Apa ada sesuatu yang kau inginkan? Tidak. Benarkah? Hn. Kami akan menurutinya, katakan saja. Tidak ada. Kalau begitu, ya sudah. Tunggu, sebenarnya ada satu hal. Apa? Aku ingin...
.
.
.
Naruto © Masashi Kishimoto
This Fanfic by Tania Hikarisawa
—Warning: OOC (maybe) & typo—
Special For Gaara's Birthday
—19th January—
.
.
.
"Masuk," suara dingin itu terdengar di antara desiran pasir di luar. Perkataan itu membuat seseorang yang sejak tadi menunggu di balik pintu berani untuk membuka pintu kemudian menutupnya kembali. "Ada apa?"
Gadis berambut pirang itu hanya bisa menghembuskan napas sebentar tatkala melihat sikap orang di depannya itu. "Rapat sudah hampir dimulai," beritahunya.
Informasi tersebut membuat seseorang—yang sejak tadi berdiri menghadap jendela—membalikkan badan, menghadap sang tamu. "Aku tahu," tanggapnya. "Kau tidak perlu repot mengatakan hal itu kepadaku, Temari," tambahnya kemudian mengambil jubah yang tadi tersampir di kursi kebesarannya.
"Apa aku tidak boleh melihatmu, Kazekage-sama?" tanya Temari berusaha berkelakar.
Gaara meliriknya sebentar, dia tidak akan menanggapi ucapan Temari. "Ayo berangkat," lagi-lagi dengan nada dingin yang sudah menjadi ciri khas dari Sabaku no Gaara, sang Kazekage.

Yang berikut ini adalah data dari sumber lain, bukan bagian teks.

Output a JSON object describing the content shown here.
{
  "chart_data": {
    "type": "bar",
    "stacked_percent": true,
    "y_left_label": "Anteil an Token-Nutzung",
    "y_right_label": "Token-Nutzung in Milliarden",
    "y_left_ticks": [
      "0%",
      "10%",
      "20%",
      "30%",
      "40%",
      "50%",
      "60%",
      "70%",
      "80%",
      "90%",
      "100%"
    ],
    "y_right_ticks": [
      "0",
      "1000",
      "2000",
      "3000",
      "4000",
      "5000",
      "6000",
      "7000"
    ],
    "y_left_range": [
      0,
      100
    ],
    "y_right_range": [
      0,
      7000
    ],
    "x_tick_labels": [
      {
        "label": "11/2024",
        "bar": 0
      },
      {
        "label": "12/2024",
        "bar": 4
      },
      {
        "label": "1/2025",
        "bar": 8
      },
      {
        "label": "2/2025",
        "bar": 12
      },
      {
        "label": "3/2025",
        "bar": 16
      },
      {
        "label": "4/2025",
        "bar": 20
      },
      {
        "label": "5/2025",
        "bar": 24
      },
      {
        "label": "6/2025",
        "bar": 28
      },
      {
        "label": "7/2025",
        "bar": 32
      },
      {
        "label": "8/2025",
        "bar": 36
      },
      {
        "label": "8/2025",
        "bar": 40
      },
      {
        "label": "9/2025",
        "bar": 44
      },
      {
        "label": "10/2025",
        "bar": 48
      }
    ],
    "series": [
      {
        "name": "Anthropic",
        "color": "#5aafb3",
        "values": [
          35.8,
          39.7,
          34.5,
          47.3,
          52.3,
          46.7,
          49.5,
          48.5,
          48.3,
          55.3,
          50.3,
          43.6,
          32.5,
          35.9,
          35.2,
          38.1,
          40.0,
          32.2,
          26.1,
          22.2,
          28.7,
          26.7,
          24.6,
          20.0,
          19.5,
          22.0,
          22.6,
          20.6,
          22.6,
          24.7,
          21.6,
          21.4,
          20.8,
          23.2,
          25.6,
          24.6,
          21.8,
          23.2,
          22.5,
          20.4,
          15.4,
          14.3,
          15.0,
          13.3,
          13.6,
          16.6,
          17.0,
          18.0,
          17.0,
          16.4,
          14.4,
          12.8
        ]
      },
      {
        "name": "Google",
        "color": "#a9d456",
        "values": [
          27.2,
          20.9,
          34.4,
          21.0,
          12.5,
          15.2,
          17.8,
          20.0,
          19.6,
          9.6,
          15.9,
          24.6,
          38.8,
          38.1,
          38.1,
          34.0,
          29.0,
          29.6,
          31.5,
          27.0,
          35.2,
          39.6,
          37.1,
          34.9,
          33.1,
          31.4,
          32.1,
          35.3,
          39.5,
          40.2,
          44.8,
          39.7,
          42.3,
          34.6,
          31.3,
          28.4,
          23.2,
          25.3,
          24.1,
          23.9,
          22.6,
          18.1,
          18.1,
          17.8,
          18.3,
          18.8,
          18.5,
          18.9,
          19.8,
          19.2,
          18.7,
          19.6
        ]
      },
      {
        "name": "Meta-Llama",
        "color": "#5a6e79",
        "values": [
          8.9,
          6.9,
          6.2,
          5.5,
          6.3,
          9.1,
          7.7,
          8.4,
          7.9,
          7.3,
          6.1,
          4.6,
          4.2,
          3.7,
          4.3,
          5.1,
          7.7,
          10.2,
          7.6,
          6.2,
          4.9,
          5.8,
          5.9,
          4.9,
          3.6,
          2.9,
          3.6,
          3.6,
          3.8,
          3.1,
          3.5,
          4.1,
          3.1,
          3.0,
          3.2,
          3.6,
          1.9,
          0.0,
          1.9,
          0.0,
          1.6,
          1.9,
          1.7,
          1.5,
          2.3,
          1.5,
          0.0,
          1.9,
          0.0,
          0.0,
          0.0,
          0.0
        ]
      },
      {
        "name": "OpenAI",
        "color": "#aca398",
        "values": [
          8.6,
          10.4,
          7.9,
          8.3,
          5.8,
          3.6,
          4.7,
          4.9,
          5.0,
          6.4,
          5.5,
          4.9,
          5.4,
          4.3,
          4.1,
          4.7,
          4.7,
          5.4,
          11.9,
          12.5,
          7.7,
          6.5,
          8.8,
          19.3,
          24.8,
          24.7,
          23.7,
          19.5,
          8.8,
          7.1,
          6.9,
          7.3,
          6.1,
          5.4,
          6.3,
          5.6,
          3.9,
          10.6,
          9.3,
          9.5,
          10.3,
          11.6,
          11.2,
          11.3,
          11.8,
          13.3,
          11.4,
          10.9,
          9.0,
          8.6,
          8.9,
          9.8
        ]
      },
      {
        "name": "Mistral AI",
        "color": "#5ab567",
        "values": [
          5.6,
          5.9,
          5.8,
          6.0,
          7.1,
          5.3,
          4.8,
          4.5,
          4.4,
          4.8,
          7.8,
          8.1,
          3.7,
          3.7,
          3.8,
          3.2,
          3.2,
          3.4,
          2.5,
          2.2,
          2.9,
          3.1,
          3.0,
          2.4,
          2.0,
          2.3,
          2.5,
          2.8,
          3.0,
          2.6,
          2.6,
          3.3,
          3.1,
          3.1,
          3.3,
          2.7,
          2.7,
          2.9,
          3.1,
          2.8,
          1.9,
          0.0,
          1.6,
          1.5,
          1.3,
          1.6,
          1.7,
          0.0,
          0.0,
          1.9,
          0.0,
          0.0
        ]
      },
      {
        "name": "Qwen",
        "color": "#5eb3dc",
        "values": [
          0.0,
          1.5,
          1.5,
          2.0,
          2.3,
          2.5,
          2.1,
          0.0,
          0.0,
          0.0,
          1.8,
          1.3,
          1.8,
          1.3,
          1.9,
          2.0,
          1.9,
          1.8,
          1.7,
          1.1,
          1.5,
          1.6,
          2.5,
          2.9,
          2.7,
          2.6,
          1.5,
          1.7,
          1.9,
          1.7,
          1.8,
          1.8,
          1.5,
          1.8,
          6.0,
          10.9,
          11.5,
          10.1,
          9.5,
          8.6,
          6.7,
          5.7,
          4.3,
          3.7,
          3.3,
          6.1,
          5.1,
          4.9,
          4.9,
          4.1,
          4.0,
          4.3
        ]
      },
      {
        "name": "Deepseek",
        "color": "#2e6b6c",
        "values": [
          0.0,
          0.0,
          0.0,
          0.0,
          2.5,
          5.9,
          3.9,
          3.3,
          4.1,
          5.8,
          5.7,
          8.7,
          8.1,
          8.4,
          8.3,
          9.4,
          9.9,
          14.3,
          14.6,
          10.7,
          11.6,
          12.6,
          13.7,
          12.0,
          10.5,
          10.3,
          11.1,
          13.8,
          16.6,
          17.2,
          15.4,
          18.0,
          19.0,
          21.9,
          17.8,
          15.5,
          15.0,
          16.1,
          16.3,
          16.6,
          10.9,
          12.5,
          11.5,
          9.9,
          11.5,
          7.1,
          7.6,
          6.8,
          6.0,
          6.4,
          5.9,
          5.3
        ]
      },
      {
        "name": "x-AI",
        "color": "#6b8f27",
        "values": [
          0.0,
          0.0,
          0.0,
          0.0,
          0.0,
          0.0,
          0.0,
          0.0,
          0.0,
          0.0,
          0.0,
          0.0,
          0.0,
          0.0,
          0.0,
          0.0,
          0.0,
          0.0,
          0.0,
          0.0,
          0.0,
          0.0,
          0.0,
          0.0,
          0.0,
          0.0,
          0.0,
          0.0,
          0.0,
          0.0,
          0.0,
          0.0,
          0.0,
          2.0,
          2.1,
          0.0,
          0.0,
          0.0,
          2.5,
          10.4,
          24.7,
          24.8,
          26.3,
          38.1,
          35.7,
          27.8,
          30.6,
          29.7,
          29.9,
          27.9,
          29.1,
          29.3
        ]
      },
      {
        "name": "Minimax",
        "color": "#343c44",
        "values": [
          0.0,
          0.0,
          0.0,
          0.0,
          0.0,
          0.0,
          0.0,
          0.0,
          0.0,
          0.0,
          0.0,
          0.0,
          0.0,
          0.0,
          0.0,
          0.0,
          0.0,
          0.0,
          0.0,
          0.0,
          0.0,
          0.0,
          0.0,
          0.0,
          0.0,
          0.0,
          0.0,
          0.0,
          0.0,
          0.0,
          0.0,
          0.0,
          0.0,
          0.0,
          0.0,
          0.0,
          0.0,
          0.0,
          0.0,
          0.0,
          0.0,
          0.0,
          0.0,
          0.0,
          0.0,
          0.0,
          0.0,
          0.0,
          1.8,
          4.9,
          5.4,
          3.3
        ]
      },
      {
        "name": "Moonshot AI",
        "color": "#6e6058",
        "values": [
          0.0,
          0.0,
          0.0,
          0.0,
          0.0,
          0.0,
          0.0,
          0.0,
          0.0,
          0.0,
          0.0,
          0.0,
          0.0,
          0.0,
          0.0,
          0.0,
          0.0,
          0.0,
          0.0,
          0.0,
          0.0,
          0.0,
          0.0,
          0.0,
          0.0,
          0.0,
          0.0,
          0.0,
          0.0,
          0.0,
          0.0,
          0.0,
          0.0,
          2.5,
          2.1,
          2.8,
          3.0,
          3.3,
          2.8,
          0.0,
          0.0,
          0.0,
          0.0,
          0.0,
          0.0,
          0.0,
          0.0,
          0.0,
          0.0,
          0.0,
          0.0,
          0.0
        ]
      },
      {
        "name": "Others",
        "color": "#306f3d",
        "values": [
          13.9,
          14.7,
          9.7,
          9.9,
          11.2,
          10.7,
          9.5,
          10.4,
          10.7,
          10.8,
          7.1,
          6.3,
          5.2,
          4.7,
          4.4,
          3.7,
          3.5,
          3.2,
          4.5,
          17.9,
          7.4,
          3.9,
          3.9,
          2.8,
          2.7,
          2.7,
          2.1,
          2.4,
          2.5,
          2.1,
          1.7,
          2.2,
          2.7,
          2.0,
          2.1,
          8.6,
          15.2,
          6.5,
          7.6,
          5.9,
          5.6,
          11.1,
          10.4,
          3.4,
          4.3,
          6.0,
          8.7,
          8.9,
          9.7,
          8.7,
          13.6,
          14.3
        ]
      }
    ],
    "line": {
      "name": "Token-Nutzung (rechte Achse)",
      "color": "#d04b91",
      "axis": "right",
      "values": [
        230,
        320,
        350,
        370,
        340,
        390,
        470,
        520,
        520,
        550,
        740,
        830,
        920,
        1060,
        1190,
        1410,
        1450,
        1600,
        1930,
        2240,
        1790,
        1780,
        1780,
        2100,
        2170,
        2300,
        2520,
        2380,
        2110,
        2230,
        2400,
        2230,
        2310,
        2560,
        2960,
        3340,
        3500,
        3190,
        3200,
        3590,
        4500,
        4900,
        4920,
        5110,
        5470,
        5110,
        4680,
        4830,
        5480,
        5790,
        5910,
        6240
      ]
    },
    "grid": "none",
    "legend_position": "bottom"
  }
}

Sedangkan Temari hanya bisa mengikuti pria berambut merah itu. Selama berjalan di sepanjang koridor, dia baru menyadari sesuatu hal yang mungkin selama ini berusaha untuk tidak dihiraukannya. Gaara, dia memang berubah semenjak menjadi Kazekaga, hanya saja Temari tidak pernah benar-benar bisa merasakan hal tersebut. Baginya, Gaara itu sama saja seperti yang dulu. Selalu saja dingin kepadanya.
"Gaara-sama, Anda sudah tiba? Rapat akan segera dimulai," kali ini terlihat seorang pria paruh baya menghampiri mereka berdua dengan sedikit berlari. Gaara hanya menanggapinya dengan anggukan kepala kemudian melangkah masuk ke ruangan yang selama ini digunakan ayahnya untuk mengadakan rapat dengan semua anak buahnya.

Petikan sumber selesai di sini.